Voici un tirage aléatoire parmi ses 335 citations dans le Littré.

  1. La curiosité n'est pas, comme l'on croit, un simple amour de la nouveauté ; il y en a une d'intérêt qui fait que nous voulons savoir les choses pour nous en prévaloir ; il y en a une autre d'orgueil qui nous donne envie d'être au-dessus de ceux qui ignorent les choses et de n'être pas au-dessous de ceux qui les savent.
    Prem. pens. 57 (curiosité)
  2. La plupart des femmes se rendent plutôt par faiblesse que par passion.
    Pens. 104 (rendre)
  3. L'amour-propre est le plus grand de tous les flatteurs.
    Réflex. 2 (amour)
  4. Dans les premières passions les femmes aiment l'amant ; dans les autres elles aiment l'amour.
    Max. 471 (passion)
  5. La confiance de plaire est souvent un moyen de plaire infailliblement.
    Prem. pensées, 81 (confiance)
  6. Les faux honnêtes gens sont ceux qui déguisent leurs défauts aux autres et à eux-mêmes ; les vrais honnêtes gens sont ceux qui les connaissent parfaitement et les confessent.

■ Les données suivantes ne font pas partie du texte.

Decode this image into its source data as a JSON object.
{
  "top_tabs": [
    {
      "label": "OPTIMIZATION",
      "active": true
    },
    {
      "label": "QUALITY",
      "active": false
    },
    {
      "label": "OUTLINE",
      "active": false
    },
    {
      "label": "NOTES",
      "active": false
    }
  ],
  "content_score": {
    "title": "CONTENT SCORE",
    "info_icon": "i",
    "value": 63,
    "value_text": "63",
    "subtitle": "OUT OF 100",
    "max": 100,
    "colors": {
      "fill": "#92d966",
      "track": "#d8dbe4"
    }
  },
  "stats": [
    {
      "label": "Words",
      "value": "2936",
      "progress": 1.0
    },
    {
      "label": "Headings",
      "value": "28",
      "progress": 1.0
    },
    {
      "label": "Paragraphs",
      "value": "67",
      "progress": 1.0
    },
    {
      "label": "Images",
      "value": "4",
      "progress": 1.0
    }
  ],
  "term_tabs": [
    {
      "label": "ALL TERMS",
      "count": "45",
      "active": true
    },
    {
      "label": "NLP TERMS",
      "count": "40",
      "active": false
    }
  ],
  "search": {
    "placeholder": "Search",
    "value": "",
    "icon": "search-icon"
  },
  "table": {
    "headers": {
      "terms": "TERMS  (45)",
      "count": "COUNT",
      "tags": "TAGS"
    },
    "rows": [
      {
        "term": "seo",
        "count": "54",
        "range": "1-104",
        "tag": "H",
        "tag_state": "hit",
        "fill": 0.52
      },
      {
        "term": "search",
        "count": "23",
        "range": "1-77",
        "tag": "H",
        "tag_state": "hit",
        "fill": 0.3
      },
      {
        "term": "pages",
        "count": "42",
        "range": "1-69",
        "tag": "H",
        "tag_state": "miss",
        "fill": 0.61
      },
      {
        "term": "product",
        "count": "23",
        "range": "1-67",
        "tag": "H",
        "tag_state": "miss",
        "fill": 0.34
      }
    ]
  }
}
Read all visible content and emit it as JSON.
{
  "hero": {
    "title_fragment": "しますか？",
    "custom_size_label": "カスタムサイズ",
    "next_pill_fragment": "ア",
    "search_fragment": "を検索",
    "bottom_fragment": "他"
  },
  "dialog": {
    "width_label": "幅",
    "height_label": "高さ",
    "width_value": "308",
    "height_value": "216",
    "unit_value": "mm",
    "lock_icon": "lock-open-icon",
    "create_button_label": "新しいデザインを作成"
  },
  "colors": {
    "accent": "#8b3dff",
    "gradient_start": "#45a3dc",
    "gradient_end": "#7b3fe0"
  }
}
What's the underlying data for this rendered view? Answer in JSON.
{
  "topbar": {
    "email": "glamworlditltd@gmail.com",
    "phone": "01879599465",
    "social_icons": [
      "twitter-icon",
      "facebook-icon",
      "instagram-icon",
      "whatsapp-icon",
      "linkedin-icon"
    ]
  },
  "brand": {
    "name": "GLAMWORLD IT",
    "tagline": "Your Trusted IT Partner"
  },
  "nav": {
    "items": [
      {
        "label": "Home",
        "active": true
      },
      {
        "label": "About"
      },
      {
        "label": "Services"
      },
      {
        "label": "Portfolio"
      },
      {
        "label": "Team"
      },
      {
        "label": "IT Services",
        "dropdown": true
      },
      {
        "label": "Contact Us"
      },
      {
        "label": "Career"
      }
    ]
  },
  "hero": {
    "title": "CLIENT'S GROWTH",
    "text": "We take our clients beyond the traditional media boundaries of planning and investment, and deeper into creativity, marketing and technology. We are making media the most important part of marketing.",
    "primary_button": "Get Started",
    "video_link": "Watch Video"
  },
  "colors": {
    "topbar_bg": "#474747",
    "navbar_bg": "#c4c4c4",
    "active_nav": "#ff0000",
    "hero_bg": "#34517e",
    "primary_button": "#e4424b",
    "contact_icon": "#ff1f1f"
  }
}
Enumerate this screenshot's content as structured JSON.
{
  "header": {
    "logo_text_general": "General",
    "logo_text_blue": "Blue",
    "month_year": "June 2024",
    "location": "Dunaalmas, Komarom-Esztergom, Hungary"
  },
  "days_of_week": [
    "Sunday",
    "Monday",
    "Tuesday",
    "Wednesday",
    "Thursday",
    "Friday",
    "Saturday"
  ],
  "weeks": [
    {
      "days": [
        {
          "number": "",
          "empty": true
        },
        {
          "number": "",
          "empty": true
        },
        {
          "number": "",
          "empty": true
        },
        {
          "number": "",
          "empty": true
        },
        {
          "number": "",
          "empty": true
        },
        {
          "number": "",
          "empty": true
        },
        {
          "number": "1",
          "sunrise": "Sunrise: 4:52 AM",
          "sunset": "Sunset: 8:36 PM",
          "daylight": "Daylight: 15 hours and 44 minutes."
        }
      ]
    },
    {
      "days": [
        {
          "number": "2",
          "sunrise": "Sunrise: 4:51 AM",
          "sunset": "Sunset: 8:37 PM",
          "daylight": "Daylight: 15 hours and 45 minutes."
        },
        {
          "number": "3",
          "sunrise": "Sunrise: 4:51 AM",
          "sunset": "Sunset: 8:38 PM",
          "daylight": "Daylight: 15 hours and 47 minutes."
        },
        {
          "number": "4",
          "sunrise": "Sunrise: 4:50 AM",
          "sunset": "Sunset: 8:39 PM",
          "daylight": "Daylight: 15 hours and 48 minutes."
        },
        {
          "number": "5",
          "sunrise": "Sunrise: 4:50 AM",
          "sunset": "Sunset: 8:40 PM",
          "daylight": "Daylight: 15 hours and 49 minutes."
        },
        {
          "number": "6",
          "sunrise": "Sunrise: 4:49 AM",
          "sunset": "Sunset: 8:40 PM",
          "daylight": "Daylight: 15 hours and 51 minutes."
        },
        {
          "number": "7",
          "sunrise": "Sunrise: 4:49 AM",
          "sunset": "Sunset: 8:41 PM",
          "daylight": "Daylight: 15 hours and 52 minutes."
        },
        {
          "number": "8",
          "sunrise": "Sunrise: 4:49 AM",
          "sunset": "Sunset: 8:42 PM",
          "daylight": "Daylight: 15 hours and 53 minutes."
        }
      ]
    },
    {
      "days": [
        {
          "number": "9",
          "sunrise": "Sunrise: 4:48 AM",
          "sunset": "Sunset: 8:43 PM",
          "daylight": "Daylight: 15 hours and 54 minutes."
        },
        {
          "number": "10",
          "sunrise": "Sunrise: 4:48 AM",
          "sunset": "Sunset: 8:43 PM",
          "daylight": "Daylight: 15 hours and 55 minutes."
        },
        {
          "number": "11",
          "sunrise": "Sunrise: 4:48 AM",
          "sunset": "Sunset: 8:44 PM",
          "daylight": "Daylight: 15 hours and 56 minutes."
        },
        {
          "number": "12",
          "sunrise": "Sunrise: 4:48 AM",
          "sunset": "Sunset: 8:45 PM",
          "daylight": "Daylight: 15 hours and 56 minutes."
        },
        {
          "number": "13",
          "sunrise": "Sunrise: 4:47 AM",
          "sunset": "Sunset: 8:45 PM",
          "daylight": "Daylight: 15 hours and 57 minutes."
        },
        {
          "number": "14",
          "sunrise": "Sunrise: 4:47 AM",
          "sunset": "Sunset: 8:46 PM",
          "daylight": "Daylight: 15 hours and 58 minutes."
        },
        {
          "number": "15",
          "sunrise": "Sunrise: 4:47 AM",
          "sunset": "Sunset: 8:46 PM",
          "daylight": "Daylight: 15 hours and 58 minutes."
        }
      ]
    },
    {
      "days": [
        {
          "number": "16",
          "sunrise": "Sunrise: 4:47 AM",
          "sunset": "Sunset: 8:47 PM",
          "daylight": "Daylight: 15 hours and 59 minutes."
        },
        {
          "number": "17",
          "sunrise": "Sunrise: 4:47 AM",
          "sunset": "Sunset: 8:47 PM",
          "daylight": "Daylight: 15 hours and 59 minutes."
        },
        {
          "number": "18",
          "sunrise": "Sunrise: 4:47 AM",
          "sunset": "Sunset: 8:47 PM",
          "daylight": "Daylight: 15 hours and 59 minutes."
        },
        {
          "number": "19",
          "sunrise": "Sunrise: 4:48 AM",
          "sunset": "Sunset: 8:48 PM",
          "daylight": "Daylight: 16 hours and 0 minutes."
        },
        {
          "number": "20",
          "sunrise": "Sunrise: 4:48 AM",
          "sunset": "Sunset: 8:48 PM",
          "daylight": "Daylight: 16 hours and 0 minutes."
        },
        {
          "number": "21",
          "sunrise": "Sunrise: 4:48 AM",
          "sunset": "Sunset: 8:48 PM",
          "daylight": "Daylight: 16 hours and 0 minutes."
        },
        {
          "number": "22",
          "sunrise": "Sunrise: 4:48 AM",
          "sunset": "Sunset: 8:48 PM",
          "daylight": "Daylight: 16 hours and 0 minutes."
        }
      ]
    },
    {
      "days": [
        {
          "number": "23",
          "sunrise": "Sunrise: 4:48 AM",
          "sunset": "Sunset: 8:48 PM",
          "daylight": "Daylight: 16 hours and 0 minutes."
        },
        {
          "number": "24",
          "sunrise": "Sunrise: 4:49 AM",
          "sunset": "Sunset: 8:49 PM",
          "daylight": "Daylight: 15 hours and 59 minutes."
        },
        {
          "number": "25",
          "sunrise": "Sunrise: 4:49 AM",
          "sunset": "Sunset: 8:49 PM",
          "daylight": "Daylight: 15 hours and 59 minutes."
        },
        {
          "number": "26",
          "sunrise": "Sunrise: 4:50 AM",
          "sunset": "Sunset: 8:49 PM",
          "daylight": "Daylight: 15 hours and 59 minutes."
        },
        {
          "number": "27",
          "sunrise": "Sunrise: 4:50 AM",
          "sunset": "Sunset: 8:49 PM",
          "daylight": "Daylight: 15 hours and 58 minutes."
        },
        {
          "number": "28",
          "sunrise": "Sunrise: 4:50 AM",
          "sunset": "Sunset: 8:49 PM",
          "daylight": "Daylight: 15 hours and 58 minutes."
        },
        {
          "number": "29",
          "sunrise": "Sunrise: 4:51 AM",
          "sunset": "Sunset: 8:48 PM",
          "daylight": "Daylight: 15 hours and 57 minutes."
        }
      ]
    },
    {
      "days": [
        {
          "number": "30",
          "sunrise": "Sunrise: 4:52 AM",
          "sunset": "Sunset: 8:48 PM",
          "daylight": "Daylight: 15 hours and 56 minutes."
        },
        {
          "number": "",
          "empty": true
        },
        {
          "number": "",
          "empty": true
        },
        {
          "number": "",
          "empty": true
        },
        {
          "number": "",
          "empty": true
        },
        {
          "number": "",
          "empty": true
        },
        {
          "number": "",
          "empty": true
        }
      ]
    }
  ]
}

    Réflex. mor. 202 (déguiser)
  7. La vertu n'irait pas si loin, si la vanité ne lui tenait compagnie.
    Max. 200 (vanité)
  8. Les vices entrent dans la composition des vertus, comme les poisons entrent dans la composition des remèdes : la prudence les assemble et les tempère.
    Réfl. 182 (tempérer)
  9. On trouve des moyens pour guérir de la folie ; mais on n'en trouve point pour redresser un esprit de travers.
    Max. 318 (travers)
  10. La promptitude à croire le mal sans l'avoir assez examiné est un effet de la paresse et de l'orgueil.
    Mém. dans RICHELET (promptitude)
  11. M. le duc d'Orléans se déclara ouvertement de vouloir la liberté des princes.
    Mém. p. 141 (déclarer)
  12. Quelque disposition qu'ait le monde à mal juger, il fait encore plus souvent grâce au faux mérite qu'il ne fait injustice au véritable.
    ib. 455 (mérite)
  13. Je ne suis pas incapable de me venger, si l'on m'avait offensé et qu'il y allât de mon honneur à me ressentir de l'injure.
    Portrait. (ressentir)
  14. Le coadjuteur et lui [Beaufort] employèrent toutes sortes de moyens vers M. le Prince et vers Mme de Longueville pour les adoucir.
    Mém. 99 (vers [2])
  15. La coquetterie est le fond et l'humeur des femmes ; mais toutes ne la mettent pas en pratique, parce que la coquetterie de quelques-unes est retenue par la crainte ou par la raison.
    ib. 241 (coquetterie)
  16. L'art de savoir bien mettre en œuvre de médiocres qualités, donne souvent plus de réputation que le véritable mérite.
    Prem. Pens. n° 49 (qualité)
  17. On a souvent besoin de force et de prudence pour les opposer à la tyrannie de la plupart de nos amis, qui se font un droit sur notre confiance et qui veulent tout savoir de nous.
    Réfl. div. p. 115 (tyrannie)
  18. Peu d'esprit avec de la droiture ennuie moins à la longue que beaucoup d'esprit avec du travers.
    Max. 502 (esprit)
  19. On m'a dit autrefois que j'avais un peu trop de menton : je viens de me regarder dans le miroir, pour savoir ce qui en est ; et je ne sais pas trop bien qu'en juger.
    Portr. (menton)
  20. J'ai les cheveux noirs, naturellement frisés, et avec cela assez épais et assez longs, pour pouvoir prétendre en belle tête.